Maya Angelou: 'We are all teachers whether we know it or not'

ATLANTA – Just a month shy of her 86th birthday, Maya Angelou has the mental agility of most women half her age.

This is matched by a longing to continue to share wisdom in spite of her increasingly frail health.

In reality this translates to a demanding schedule of lectures and speaking engagements up and down the country.

Still, when Dr. Angelou agreed to deliver a keynote speech at the inaugural Women 2 Women Conference in Atlanta this coming weekend her commitment was guided by a “sister-friendship.” The literary star is a close and longtime friend with conference organizer Sonjia Young.

“We have been very good friends for many years,” said Dr. Angelou in an interview with theGrio. “We have loved her and I have taken her as a big sister. She’s not afraid to ask questions and I like that.”

Young, 71, a respected business owner and community leader, said the idea to bring women together to learn from each other has been five years in the making. She adds that based on years of experience mentoring young women, she saw the need to bring this mentor-mentee relationship that naturally exists among women in informal settings to the forefront.

Young finally found the necessary impetus to kick-start the symposium after launching the Young Eventions Group (YEG), an Atlanta-based nonprofit mentoring organization for women and their families.

Established in 2013, YEG promotes mentoring and supports initiatives dedicated to creating and nurturing relationships. Saturday’s convention is the first programming event for the newly minted nonprofit.

The goal of the day-long conference at Atlanta Marriott Marquis is to bring generations of women together to inspire one another and to learn from each other how to lead better, more fulfilling lives.

“The idea is to pass down lessons and legacies that seasoned women like me and Maya have learned, and share the benefit of our experiences with younger generations of women,” said Young, who incidentally happens to be the sister-in-law of civil rights leader Ambassador Andrew Young.

“Maya is also my personal mentor,” adds Young. “I’ve learned the value of intergenerational mentoring primarily through her example.”

“We are all teachers whether we know it or not,” said Dr. Angelou. “I used to think I was a writer who could teach but I’ve found in the last 15 years I am a teacher who can write.”

In fact, Dr. Angelou believes the age-old tradition of elders passing down their wisdom has been watered down, partly because “older people are not respected as much as they used to be.”

She also asserts that technological advances, particularly the reliance of the Internet as a tool for information, is another is factor. But “A laptop can only do what you tell it to do,” said Dr. Angelou.

It is with this steadfast commitment that 85-year-old Dr. Angelou will depart from her Colonial-style North Carolina home, most likely on Friday, to travel into Atlanta. “The youngsters don’t have to make all the mistakes again,” said Dr. Angelou.

Dr. Angelou will speak from the theme “I Am Here for You,” a sentiment she expressed to Young when she was asked to deliver her speech. The internationally celebrated poet and formidable author will also receive the “Phenomenal Woman Award” on Saturday, an accolade designated in her honor and coined after one of her most famous works.

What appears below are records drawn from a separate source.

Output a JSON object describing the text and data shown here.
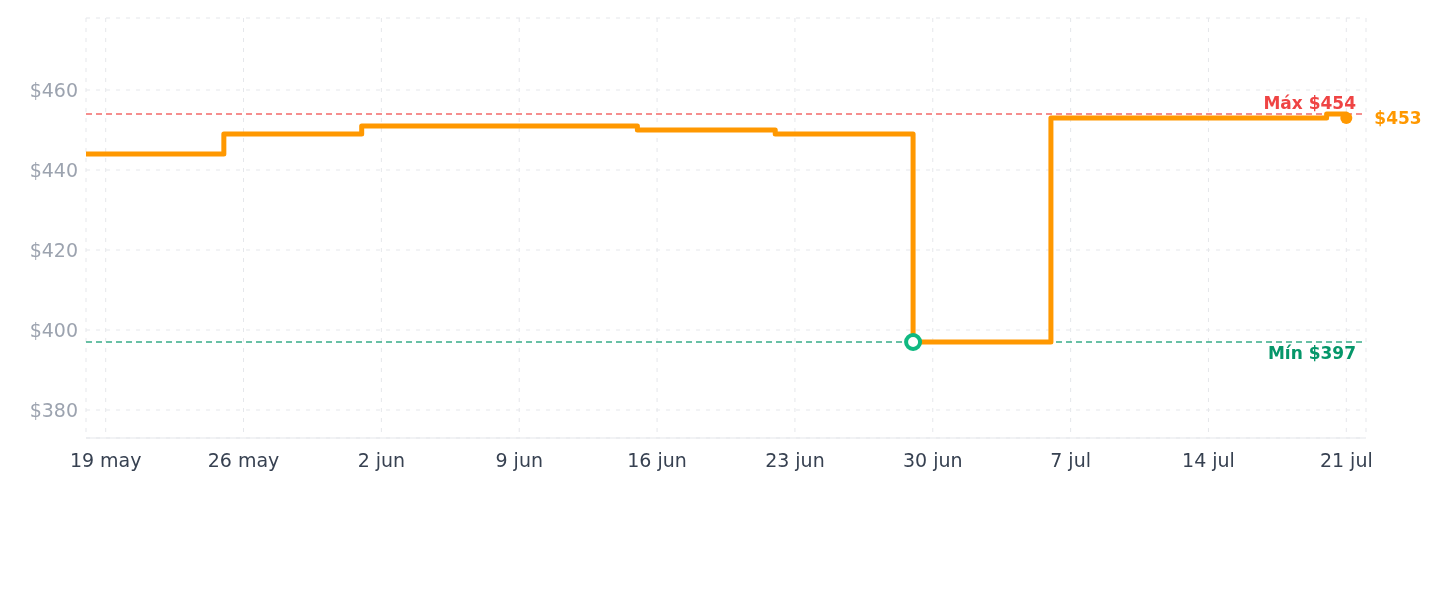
{
  "chart_data": {
    "type": "step",
    "xlim": [
      "--05-18",
      "--07-22"
    ],
    "ylim": [
      373,
      478
    ],
    "xticks": [
      {
        "value": "--05-19",
        "label": "19 may"
      },
      {
        "value": "--05-26",
        "label": "26 may"
      },
      {
        "value": "--06-02",
        "label": "2 jun"
      },
      {
        "value": "--06-09",
        "label": "9 jun"
      },
      {
        "value": "--06-16",
        "label": "16 jun"
      },
      {
        "value": "--06-23",
        "label": "23 jun"
      },
      {
        "value": "--06-30",
        "label": "30 jun"
      },
      {
        "value": "--07-07",
        "label": "7 jul"
      },
      {
        "value": "--07-14",
        "label": "14 jul"
      },
      {
        "value": "--07-21",
        "label": "21 jul"
      }
    ],
    "yticks": [
      {
        "value": 380,
        "label": "$380"
      },
      {
        "value": 400,
        "label": "$400"
      },
      {
        "value": 420,
        "label": "$420"
      },
      {
        "value": 440,
        "label": "$440"
      },
      {
        "value": 460,
        "label": "$460"
      }
    ],
    "grid": true,
    "line_style": "solid",
    "marker": "none",
    "series": [
      {
        "type": "step",
        "color": "#ff9800",
        "x": [
          "--05-18",
          "--05-25",
          "--06-01",
          "--06-15",
          "--06-22",
          "--06-29",
          "--07-06",
          "--07-20",
          "--07-21"
        ],
        "values": [
          444,
          449,
          451,
          450,
          449,
          397,
          453,
          454,
          453
        ]
      },
      {
        "type": "scatter",
        "color": "#10b981",
        "marker": "circle",
        "x": [
          "--06-29"
        ],
        "values": [
          397
        ]
      }
    ],
    "ref_lines": [
      {
        "axis": "y",
        "value": 454,
        "label": "Máx $454",
        "color": "#ef4444",
        "line_style": "dashed"
      },
      {
        "axis": "y",
        "value": 397,
        "label": "Mín $397",
        "color": "#059669",
        "line_style": "dashed"
      }
    ],
    "annotations": [
      {
        "text": "$453",
        "x": "--07-21",
        "y": 453
      }
    ]
  }
}
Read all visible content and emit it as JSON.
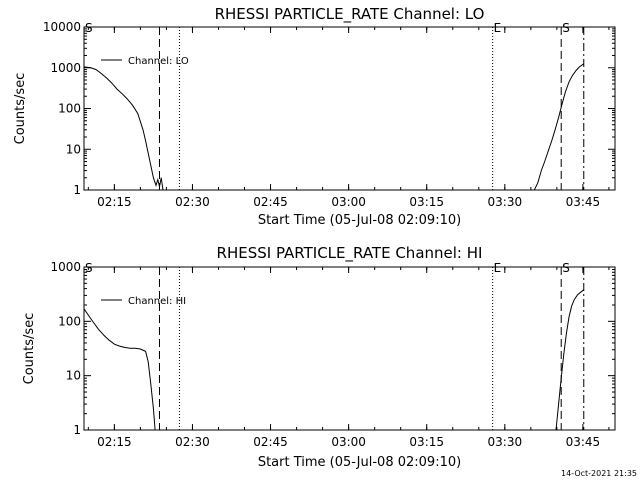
{
  "footer": {
    "timestamp": "14-Oct-2021 21:35"
  },
  "chart_data": [
    {
      "type": "line",
      "title": "RHESSI PARTICLE_RATE Channel: LO",
      "xlabel": "Start Time (05-Jul-08 02:09:10)",
      "ylabel": "Counts/sec",
      "yscale": "log",
      "ylim": [
        1,
        10000
      ],
      "xlim": [
        "02:09:10",
        "03:51:10"
      ],
      "x_ticks": [
        "02:15",
        "02:30",
        "02:45",
        "03:00",
        "03:15",
        "03:30",
        "03:45"
      ],
      "y_ticks": [
        "1",
        "10",
        "100",
        "1000",
        "10000"
      ],
      "legend": {
        "label": "Channel: LO",
        "position": "top-left"
      },
      "markers": [
        {
          "label": "S",
          "time": "02:09:10",
          "style": "solid"
        },
        {
          "time": "02:23:40",
          "style": "dashed"
        },
        {
          "time": "02:27:30",
          "style": "dotted"
        },
        {
          "label": "E",
          "time": "03:27:40",
          "style": "dotted"
        },
        {
          "label": "S",
          "time": "03:40:50",
          "style": "dashed"
        },
        {
          "time": "03:45:10",
          "style": "dashdot"
        }
      ],
      "series": [
        {
          "name": "Channel: LO",
          "segments": [
            {
              "x": [
                "02:09:10",
                "02:10:30",
                "02:11:30",
                "02:12:30",
                "02:13:30",
                "02:14:30",
                "02:15:30",
                "02:16:30",
                "02:17:30",
                "02:18:30",
                "02:19:30",
                "02:20:30",
                "02:21:00",
                "02:21:30",
                "02:22:00",
                "02:22:30",
                "02:23:00",
                "02:23:20",
                "02:23:40",
                "02:24:00",
                "02:24:20"
              ],
              "y": [
                1050,
                1000,
                900,
                720,
                560,
                420,
                300,
                230,
                170,
                120,
                75,
                30,
                16,
                8,
                4,
                2,
                1.3,
                1.8,
                1.2,
                2,
                1
              ]
            },
            {
              "x": [
                "03:35:40",
                "03:36:20",
                "03:37:00",
                "03:37:40",
                "03:38:20",
                "03:39:00",
                "03:39:40",
                "03:40:20",
                "03:41:00",
                "03:41:40",
                "03:42:20",
                "03:43:00",
                "03:43:40",
                "03:44:20",
                "03:45:10"
              ],
              "y": [
                1,
                1.5,
                3,
                5,
                9,
                16,
                30,
                60,
                130,
                260,
                450,
                650,
                850,
                1050,
                1250
              ]
            }
          ]
        }
      ]
    },
    {
      "type": "line",
      "title": "RHESSI PARTICLE_RATE Channel: HI",
      "xlabel": "Start Time (05-Jul-08 02:09:10)",
      "ylabel": "Counts/sec",
      "yscale": "log",
      "ylim": [
        1,
        1000
      ],
      "xlim": [
        "02:09:10",
        "03:51:10"
      ],
      "x_ticks": [
        "02:15",
        "02:30",
        "02:45",
        "03:00",
        "03:15",
        "03:30",
        "03:45"
      ],
      "y_ticks": [
        "1",
        "10",
        "100",
        "1000"
      ],
      "legend": {
        "label": "Channel: HI",
        "position": "top-left"
      },
      "markers": [
        {
          "label": "S",
          "time": "02:09:10",
          "style": "solid"
        },
        {
          "time": "02:23:40",
          "style": "dashed"
        },
        {
          "time": "02:27:30",
          "style": "dotted"
        },
        {
          "label": "E",
          "time": "03:27:40",
          "style": "dotted"
        },
        {
          "label": "S",
          "time": "03:40:50",
          "style": "dashed"
        },
        {
          "time": "03:45:10",
          "style": "dashdot"
        }
      ],
      "series": [
        {
          "name": "Channel: HI",
          "segments": [
            {
              "x": [
                "02:09:10",
                "02:10:00",
                "02:11:00",
                "02:12:00",
                "02:13:00",
                "02:14:00",
                "02:15:00",
                "02:16:00",
                "02:17:00",
                "02:18:00",
                "02:19:00",
                "02:20:00",
                "02:21:00",
                "02:21:30",
                "02:22:00",
                "02:22:30",
                "02:22:50"
              ],
              "y": [
                170,
                130,
                95,
                70,
                55,
                45,
                38,
                35,
                33,
                32,
                32,
                31,
                28,
                18,
                7,
                2.5,
                1
              ]
            },
            {
              "x": [
                "03:39:50",
                "03:40:20",
                "03:40:50",
                "03:41:20",
                "03:41:50",
                "03:42:20",
                "03:42:50",
                "03:43:20",
                "03:44:00",
                "03:44:40",
                "03:45:10"
              ],
              "y": [
                1,
                3,
                9,
                25,
                60,
                120,
                190,
                250,
                310,
                350,
                380
              ]
            }
          ]
        }
      ]
    }
  ]
}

Dr. Angelou will be joined by a diverse and influential roster of panelists who will share personal stories and knowledge on topics ranging from health to career success and interpersonal relationships.

Others — such as Elisa M. Palefsky, Vice President of Sales at SPANX; Camille Davis-Williams, the founder of Greater Atlanta Women’s Healthcare and Alena Edmondson, a sought after life coach — will also pass on their knowledge.

YEG will donate a portion of the proceeds to the Maya Angelou Teen Center at the Andrew & Walter Young Family YMCA, a state-of-the-art youth center in Southwest Atlanta.

The center, opened in 2011, offers a program designed to transform teens’ belief systems about their abilities, potential and capacity to overcome obstacles. Among other things, the initiative offers conflict resolution skills as well as leadership and personal development training.